Chapel of the Transfiguration listed on National Register of Historic Places
TAHOE CITY, Calif. and#8212; The Chapel of the Transfiguration, better known as The Outdoor Chapel, was placed on the National Register of Historic Places Aug. 18, 2011. The Outdoor Chapel is situated in the forest just off of Highway 89 approximately one mile south of Tahoe City. As a result of being placed on the National Register, the property has also been listed in the California Register of Historical Resources.
In 1908 the D.L. Bliss family donated two acres of land one-half mile south of their hotel, the Tahoe Tavern, to the Episcopal Church for the construction of an outdoor chapel.
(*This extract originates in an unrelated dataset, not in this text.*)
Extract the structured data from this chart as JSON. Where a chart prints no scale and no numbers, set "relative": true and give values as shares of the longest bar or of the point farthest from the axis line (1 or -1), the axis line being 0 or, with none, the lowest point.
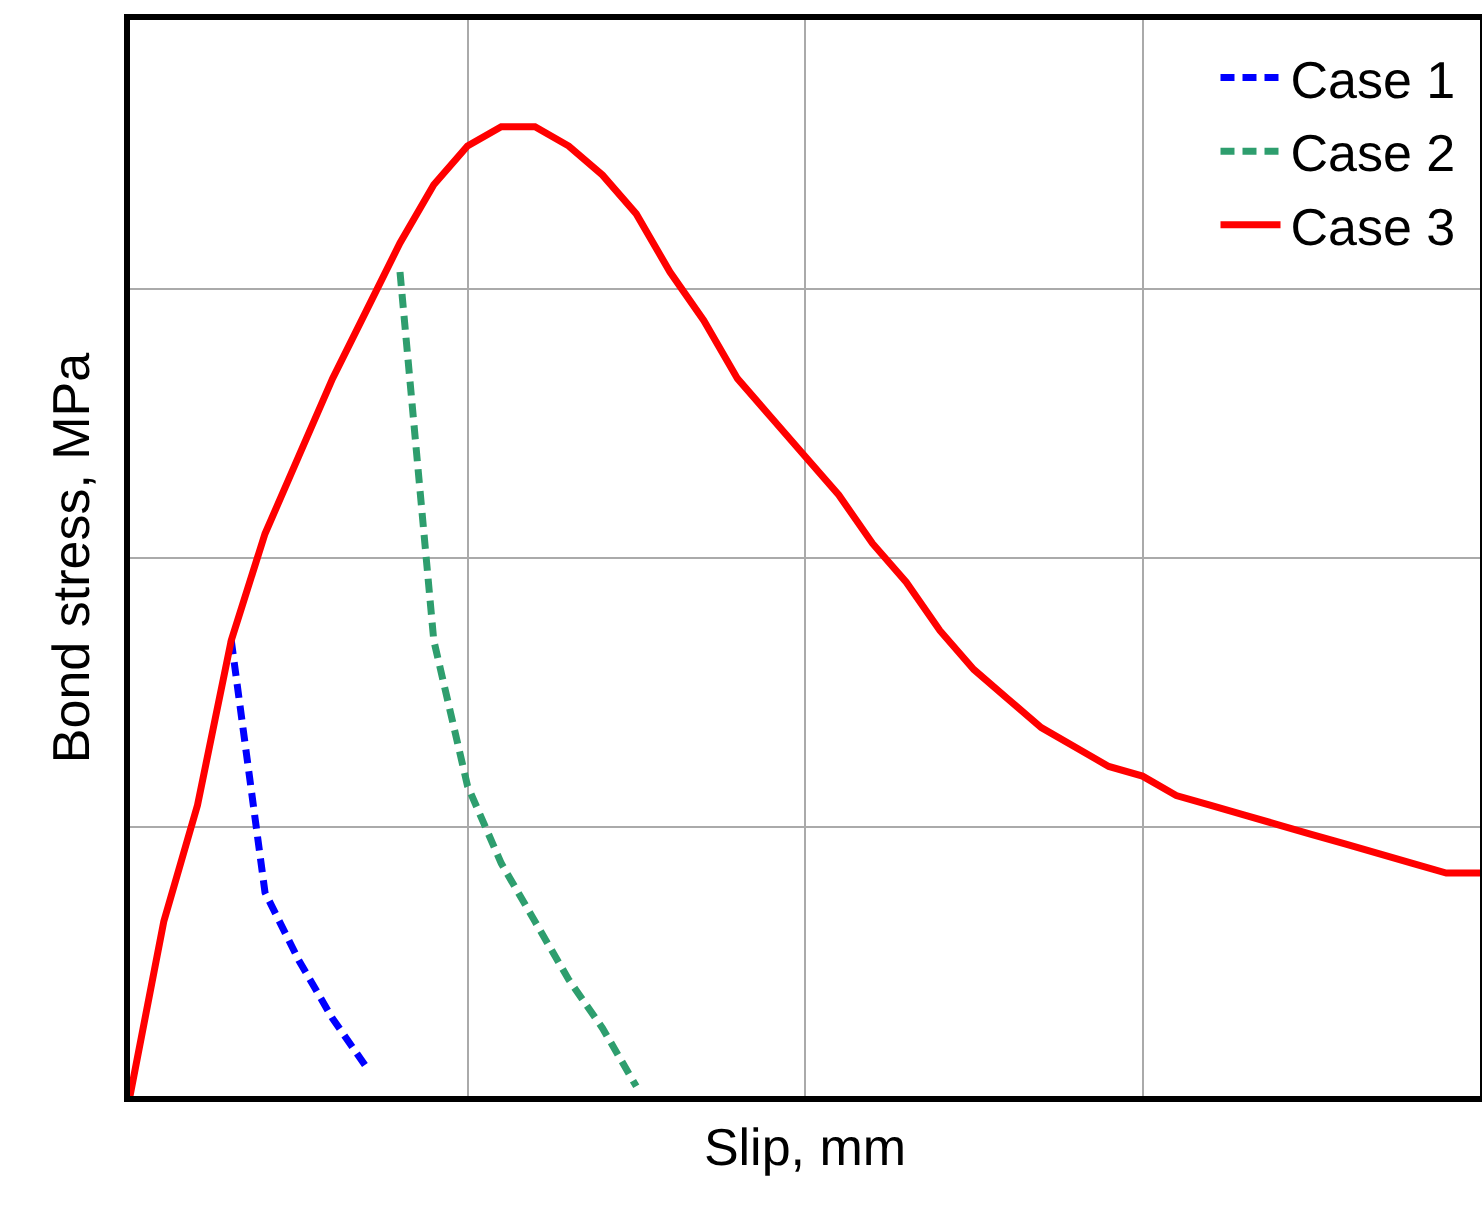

The construction of the Chapel of the Transfiguration took place during the summer of 1909. Robert M. Watson, who also built the Watson Cabin, and his youngest son, Robert H. Watson, built the chapel out of native rock and trees to harmonize with the natural environment.
In addition to the few year round residents, the summer congregation of the Outdoor Chapel included many families from the San Francisco Bay Area as well as from foreign countries who visited Lake Tahoe during the summer season. Weddings would be held in the Outdoor Chapel and an elegant reception would be held at the Tahoe Tavern.
The Outdoor Chapel is in good original condition and has had no significant alterations to the building. The pews outside of the chapel have been replaced a few times. The latest replacement was completed in June 2009 when Gus Gotschall took on the demolition of the old benches and construction of new benches, for his Boy Scout Eagle Project, in conjunction with the centennial anniversary of the Outdoor Chapel.
The Outdoor Chapel is part of Saint Nicholas Episcopal Church and is still used for their summer services and weddings can be arranged. Nancy Gotschall, a member of Saint Nicholas Episcopal Church, researched the Outdoor Chapel and wrote the nomination on behalf of St. Nicholas Church for listing on the National Register. Unfortunately the Tahoe Tavern was demolished in 1969 and condominiums were built on its footprint, but the Chapel of the Transfiguration continues to welcome visitors just as it did back in 1909.